The land, or at least part of it, also has been mired in controversy, from being the site of a 1,000-foot skyscraper to a contested condemnation for a freeway expansion in the Colony. The Maharishi Global Development Fund recently collected $14 million for 21.6 acres fronting Texas 121 after hiring the right powerbrokers to battle the state over a land condemnation. Feldman says that settlement did not set the price for the new offering.
In March 2000, the fund paid $2.60 per sf or $37 million for 328.7 acres, says George Roddy, president of Dallas-based Roddy Information Services. It's not likely that they're going to harvest $8 per sf now, he contends, regardless of a positioning in "a hot area for a corporate type of deal."
"The majority of that land isn't worth $2 per sf," says Robert Grunnah, president of the investment division for Dallas-based Henry S. Miller Commercial. It could be listed for $3 per sf, but not any higher, he says.

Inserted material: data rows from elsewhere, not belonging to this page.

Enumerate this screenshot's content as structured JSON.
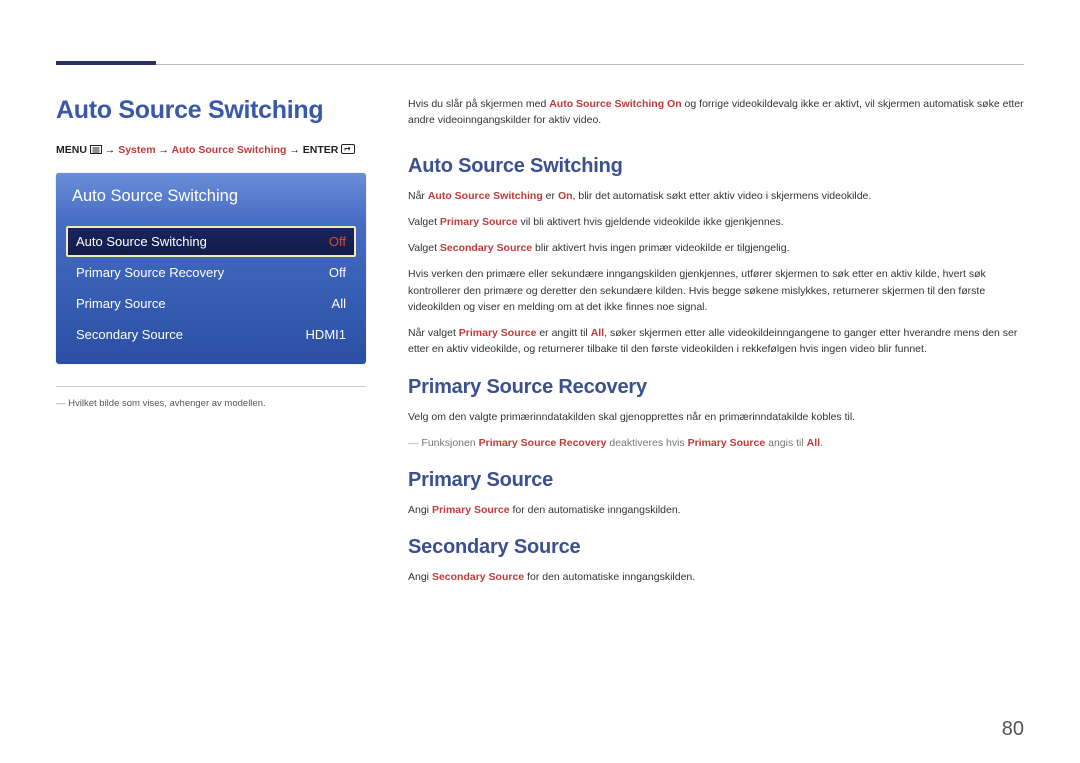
{
  "page_number": "80",
  "left": {
    "title": "Auto Source Switching",
    "breadcrumb": {
      "menu": "MENU",
      "arrow": "→",
      "system": "System",
      "ass": "Auto Source Switching",
      "enter": "ENTER"
    },
    "osd": {
      "title": "Auto Source Switching",
      "rows": [
        {
          "label": "Auto Source Switching",
          "value": "Off",
          "selected": true
        },
        {
          "label": "Primary Source Recovery",
          "value": "Off",
          "selected": false
        },
        {
          "label": "Primary Source",
          "value": "All",
          "selected": false
        },
        {
          "label": "Secondary Source",
          "value": "HDMI1",
          "selected": false
        }
      ]
    },
    "footnote": "Hvilket bilde som vises, avhenger av modellen."
  },
  "right": {
    "intro_pre": "Hvis du slår på skjermen med ",
    "intro_kw": "Auto Source Switching On",
    "intro_post": " og forrige videokildevalg ikke er aktivt, vil skjermen automatisk søke etter andre videoinngangskilder for aktiv video.",
    "h_ass": "Auto Source Switching",
    "p_ass_1_pre": "Når ",
    "p_ass_1_kw1": "Auto Source Switching",
    "p_ass_1_mid": " er ",
    "p_ass_1_kw2": "On",
    "p_ass_1_post": ", blir det automatisk søkt etter aktiv video i skjermens videokilde.",
    "p_ass_2_pre": "Valget ",
    "p_ass_2_kw": "Primary Source",
    "p_ass_2_post": " vil bli aktivert hvis gjeldende videokilde ikke gjenkjennes.",
    "p_ass_3_pre": "Valget ",
    "p_ass_3_kw": "Secondary Source",
    "p_ass_3_post": " blir aktivert hvis ingen primær videokilde er tilgjengelig.",
    "p_ass_4": "Hvis verken den primære eller sekundære inngangskilden gjenkjennes, utfører skjermen to søk etter en aktiv kilde, hvert søk kontrollerer den primære og deretter den sekundære kilden. Hvis begge søkene mislykkes, returnerer skjermen til den første videokilden og viser en melding om at det ikke finnes noe signal.",
    "p_ass_5_pre": "Når valget ",
    "p_ass_5_kw1": "Primary Source",
    "p_ass_5_mid": " er angitt til ",
    "p_ass_5_kw2": "All",
    "p_ass_5_post": ", søker skjermen etter alle videokildeinngangene to ganger etter hverandre mens den ser etter en aktiv videokilde, og returnerer tilbake til den første videokilden i rekkefølgen hvis ingen video blir funnet.",
    "h_psr": "Primary Source Recovery",
    "p_psr_1": "Velg om den valgte primærinndatakilden skal gjenopprettes når en primærinndatakilde kobles til.",
    "psr_note_pre": "Funksjonen ",
    "psr_note_kw1": "Primary Source Recovery",
    "psr_note_mid": " deaktiveres hvis ",
    "psr_note_kw2": "Primary Source",
    "psr_note_mid2": " angis til ",
    "psr_note_kw3": "All",
    "psr_note_post": ".",
    "h_ps": "Primary Source",
    "p_ps_pre": "Angi ",
    "p_ps_kw": "Primary Source",
    "p_ps_post": " for den automatiske inngangskilden.",
    "h_ss": "Secondary Source",
    "p_ss_pre": "Angi ",
    "p_ss_kw": "Secondary Source",
    "p_ss_post": " for den automatiske inngangskilden."
  }
}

Grunnah says the land is under development pressure, but most anchors already are in place. The Maharishi's price tag simply shows "they're out of touch," he adds. Repeated failed plans and the pressure play with the land condemnation have sowed seeds of scorn with many in the brokerage community.
The new plan for the peace palaces is of the utmost urgency due to world events, Feldman emphasizes. How long will the properties stay on the market if the price is firm and the prices are in fact out of line? That, says Feldman, hasn't been discussed. "We haven't thought in the future...if," he adds with a matter-of-fact note of sarcasm, "there is a future.